Fortunately (or unfortunately) a great number of these fraud incidents could have been avoided with better API hygiene and security. Too often, developers moving fast deploy APIs that have not gone through security review, with gaps in security that make it easier for breaches and fraud to occur. For example, APIs may not conform to OpenAPI specs, or the API error codes may be too verbose which gives attackers clues as to what to try next. These shadow APIs, loaded with vulnerabilities, can create some real headaches.

Fast-forward to 2020, where COVID-19 quickly changed how we work, shop, dine, learn, entertain, and seek medical attention—really all parts of our lives. We’ve all encountered some new app or feature that didn’t exist in February, from new food or shopping apps to contact tracing apps and unemployment assistance apps to new apps just for the purpose of entertaining ourselves (and our families) while stuck inside for months.

This makes me wonder how many apps, rushed to market to accommodate the reality of shelter-in-place and quarantine, are leaving our data or the businesses exposed? Even before COVID, were you and your teams taking the necessary steps to review, assess and secure APIs used in your web and mobile apps?

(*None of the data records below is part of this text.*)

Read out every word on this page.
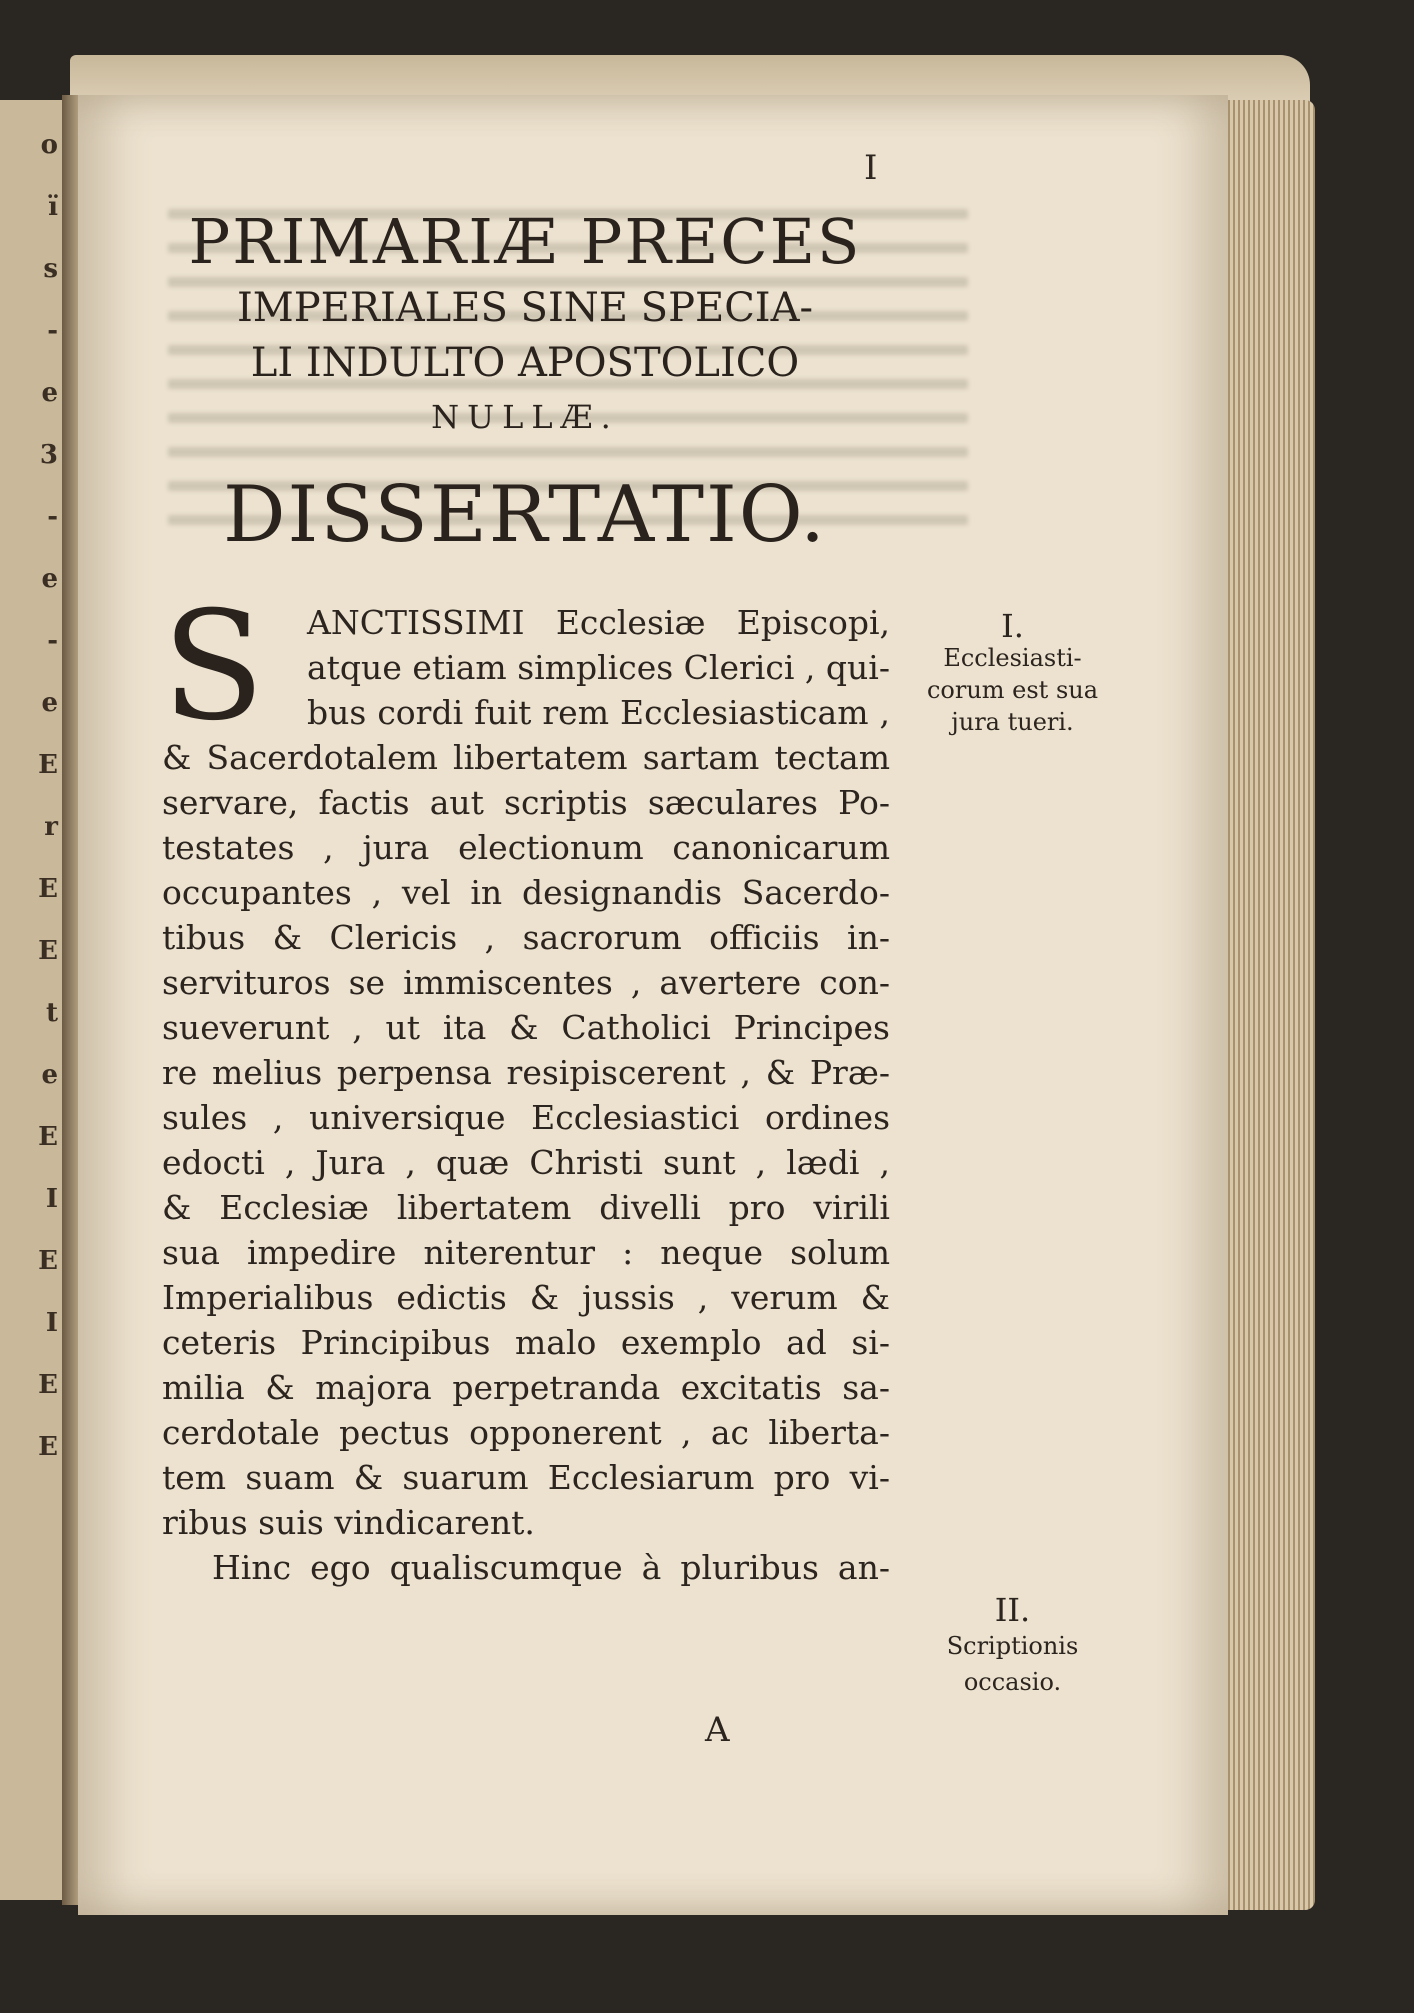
o
ï
s
-
e
3
-
e
-
e
E
r
E
E
t
e
E
I
E
I
E
E
I
PRIMARIÆ PRECES
IMPERIALES SINE SPECIA-
LI INDULTO APOSTOLICO
NULLÆ.
DISSERTATIO.
S	ANCTISSIMI Ecclesiæ Episcopi,
atque etiam simplices Clerici , qui-
bus cordi fuit rem Ecclesiasticam ,
& Sacerdotalem libertatem sartam tectam
servare, factis aut scriptis sæculares Po-
testates , jura electionum canonicarum
occupantes , vel in designandis Sacerdo-
tibus & Clericis , sacrorum officiis in-
servituros se immiscentes , avertere con-
sueverunt , ut ita & Catholici Principes
re melius perpensa resipiscerent , & Præ-
sules , universique Ecclesiastici ordines
edocti , Jura , quæ Christi sunt , lædi ,
& Ecclesiæ libertatem divelli pro virili
sua impedire niterentur : neque solum
Imperialibus edictis & jussis , verum &
ceteris Principibus malo exemplo ad si-
milia & majora perpetranda excitatis sa-
cerdotale pectus opponerent , ac liberta-
tem suam & suarum Ecclesiarum pro vi-
ribus suis vindicarent.
Hinc ego qualiscumque à pluribus an-
A
I.
Ecclesiasti-
corum est sua
jura tueri.
II.
Scriptionis
occasio.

Most apps these days leverage easy-to-build and easy-to-consume APIs to speed development further. When secured, the APIs are a smart way to deliver critical features and functionality and pass data between systems (both internally and to third parties). But, when left unprotected or misconfigured, they make it easier for attackers to wreak havoc and commit fraud with speed and at scale. Targeting the API instead of scripting a form fill allows a bad actor to leverage the same benefits of ease of use, efficiency, and flexibility that APIs bring to the development community.

Many enterprises are rapidly moving towards consolidating all their business logic behind APIs, where the web and mobile applications are just user-interface shims around those APIs. This rapid movement shift in development indicates that organizations should turn their attention to APIs to validate that they are being coded and deployed with security and privacy in mind. You can start by asking some simple questions that many organizations find it difficult to answer, such as:

  • Do you know all the APIs in use across your organization, including shadow APIs?
     
  • Can the security team assess API risk across both cloud and on-premises environments?
     
  • Can you protect your APIs from automated attacks and malicious activity?
     
  • Have the APIs drifted from their original specification and has that increased your risk?
     
  • Are the APIs accidentally, even in the form of error responses, leaking sensitive information?

While I applaud all the companies that are able to respond to market needs and deploy apps and functionality quickly, I worry about the effect it has on the security and privacy of our data. If your organization hasn’t already done so, it’s important to review your API landscape (including all those shadow APIs) and your API security policies to make sure you’re not making it unnecessarily easy for the bad actors. With the right guardrails in places, you can take advantage of the benefits of APIs while improving protections against the malicious bots.